COMMENTARIES AND NOTES,
TOGETHER WITH THE VARIOUS READINGS,
A TRANSCRIPT OF THE POEMS TEMPORARILY AND
FINALLY SUPPRESSED
AND A BIBLIOGRAPHY
BY
JOHN CHURTON COLLINS
PREFACE
A Critical edition of Tennyson's poems has long been an acknowledged
want. He has taken his place among the English Classics, and as a
Classic he is, and will be, studied, seriously and minutely, by many
thousands of his countrymen, both in the present generation as well as
in future ages. As in the works of his more illustrious brethren, so in his
trifles will become subjects of curious interest, and assume an
importance of which we have no conception now. Here he will engage
the attention of the antiquary, there of the social historian. Long after
his politics, his ethics, his theology have ceased to be immediately
influential, they will be of immense historical significance. A
consummate artist and a consummate master of our language, the
process by which he achieved results so memorable can never fail to be
of interest, and of absorbing interest, to critical students.
I must, I fear, claim the indulgence due to one who attempts, for the
first time, a critical edition of a text so perplexingly voluminous in
variants as Tennyson's. I can only say that I have spared neither time
nor labour to be accurate and exhaustive. I have myself collated, or
have had collated for me, every edition recorded in the British Museum
Catalogue, and where that has been deficient I have had recourse to
other public libraries, and to the libraries of private friends. I am not
conscious that I have left any variant unrecorded, but I should not like
to assert that this is the case. Tennyson was so restlessly indefatigable
in his corrections that there may lurk, in editions of the poems which I
have not seen, other variants; and it is also possible that, in spite of my
vigilance, some may have escaped me even in the editions which have
been collated, and some may have been made at a date earlier than the
date recorded.

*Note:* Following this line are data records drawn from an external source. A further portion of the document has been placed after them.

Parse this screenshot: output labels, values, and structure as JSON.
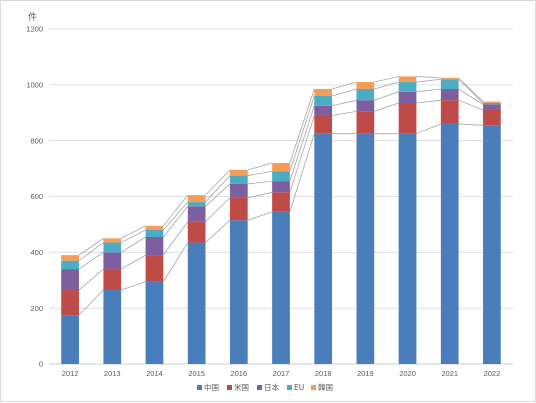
{
  "chart_data": {
    "type": "bar",
    "stacked": true,
    "title": "",
    "ylabel": "件",
    "xlabel": "",
    "ylim": [
      0,
      1200
    ],
    "yticks": [
      0,
      200,
      400,
      600,
      800,
      1000,
      1200
    ],
    "grid": true,
    "legend_position": "bottom",
    "connector_lines": true,
    "categories": [
      "2012",
      "2013",
      "2014",
      "2015",
      "2016",
      "2017",
      "2018",
      "2019",
      "2020",
      "2021",
      "2022"
    ],
    "series": [
      {
        "name": "中国",
        "color": "#4a7ebb",
        "values": [
          175,
          265,
          295,
          435,
          515,
          545,
          825,
          825,
          825,
          860,
          855
        ]
      },
      {
        "name": "米国",
        "color": "#be4b48",
        "values": [
          90,
          75,
          95,
          75,
          80,
          70,
          65,
          80,
          110,
          85,
          55
        ]
      },
      {
        "name": "日本",
        "color": "#7d5fa0",
        "values": [
          75,
          60,
          65,
          55,
          50,
          40,
          35,
          40,
          40,
          40,
          20
        ]
      },
      {
        "name": "EU",
        "color": "#4bacc6",
        "values": [
          30,
          35,
          25,
          15,
          30,
          35,
          35,
          40,
          35,
          35,
          5
        ]
      },
      {
        "name": "韓国",
        "color": "#f59d56",
        "values": [
          20,
          15,
          15,
          25,
          20,
          30,
          25,
          25,
          20,
          5,
          5
        ]
      }
    ]
  }
}
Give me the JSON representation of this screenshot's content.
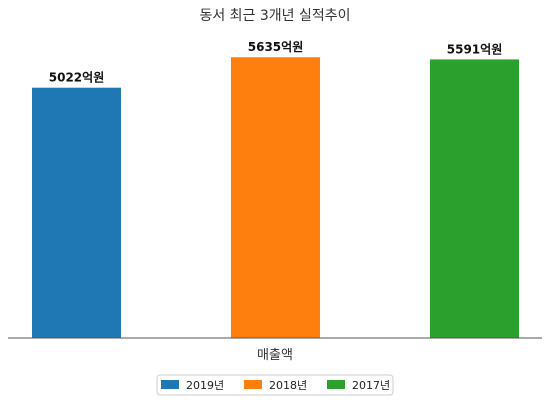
{
  "chart_data": {
    "type": "bar",
    "title": "동서 최근 3개년 실적추이",
    "categories": [
      "매출액"
    ],
    "series": [
      {
        "name": "2019년",
        "values": [
          5022
        ],
        "value_label": "5022억원",
        "color": "#1f77b4"
      },
      {
        "name": "2018년",
        "values": [
          5635
        ],
        "value_label": "5635억원",
        "color": "#ff7f0e"
      },
      {
        "name": "2017년",
        "values": [
          5591
        ],
        "value_label": "5591억원",
        "color": "#2ca02c"
      }
    ],
    "xlabel": "",
    "ylabel": "",
    "ylim": [
      0,
      6000
    ],
    "grid": false,
    "legend_position": "bottom-center"
  }
}
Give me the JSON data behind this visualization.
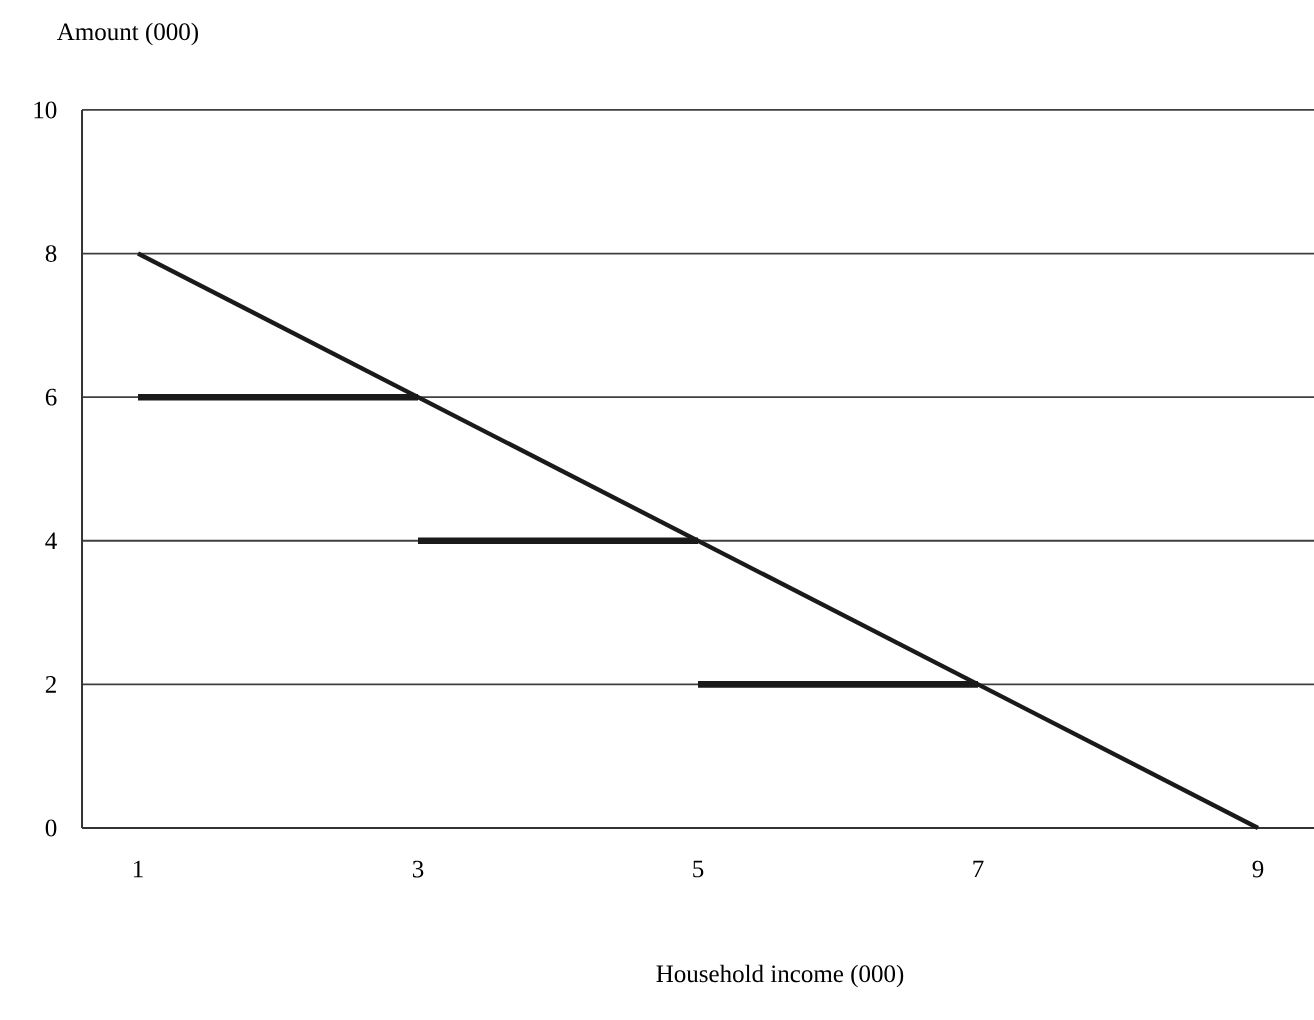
{
  "chart_data": {
    "type": "line",
    "ylabel": "Amount (000)",
    "xlabel": "Household income (000)",
    "xlim": [
      0.6,
      9.4
    ],
    "xticks": [
      1,
      3,
      5,
      7,
      9
    ],
    "ylim": [
      0,
      10
    ],
    "yticks": [
      0,
      2,
      4,
      6,
      8,
      10
    ],
    "grid": "y",
    "marker": "none",
    "line_style": "solid",
    "series": [
      {
        "color": "#1a1a1a",
        "x": [
          1,
          9
        ],
        "values": [
          8,
          0
        ]
      },
      {
        "color": "#1a1a1a",
        "x": [
          1,
          3
        ],
        "values": [
          6,
          6
        ]
      },
      {
        "color": "#1a1a1a",
        "x": [
          3,
          5
        ],
        "values": [
          4,
          4
        ]
      },
      {
        "color": "#1a1a1a",
        "x": [
          5,
          7
        ],
        "values": [
          2,
          2
        ]
      }
    ]
  }
}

But I trust this has not been the case.
Of the Bibliography I can say no more than that I have done my utmost
to make it complete, and that it is very much fuller than any which has
hitherto appeared. That it is exhaustive I dare not promise.
With regard to the Notes and Commentaries, I have spared no pains to
explain everything which seemed to need explanation. There are, I
think, only two points which I have not been able to clear up, namely,
the name of the friend to whom the 'Palace of Art' was addressed, and
the name of the friend to whom the 'Verses after Reading a Life and
Letters' were addressed. I have consulted every one who would be
likely to throw light on the subject, including the poet's surviving sister,
many of his friends, and the present Lord Tennyson, but without
success; so the names, if they were not those of some imaginary person,
appear to be irrecoverable. The Prize Poem, 'Timbuctoo', as well as the
poems which were temporarily or finally suppressed in the volumes
published in 1830 and 1832 have been printed in the Appendix: those
which were subsequently incorporated in his Works, in large type;
those which he never reprinted, in small.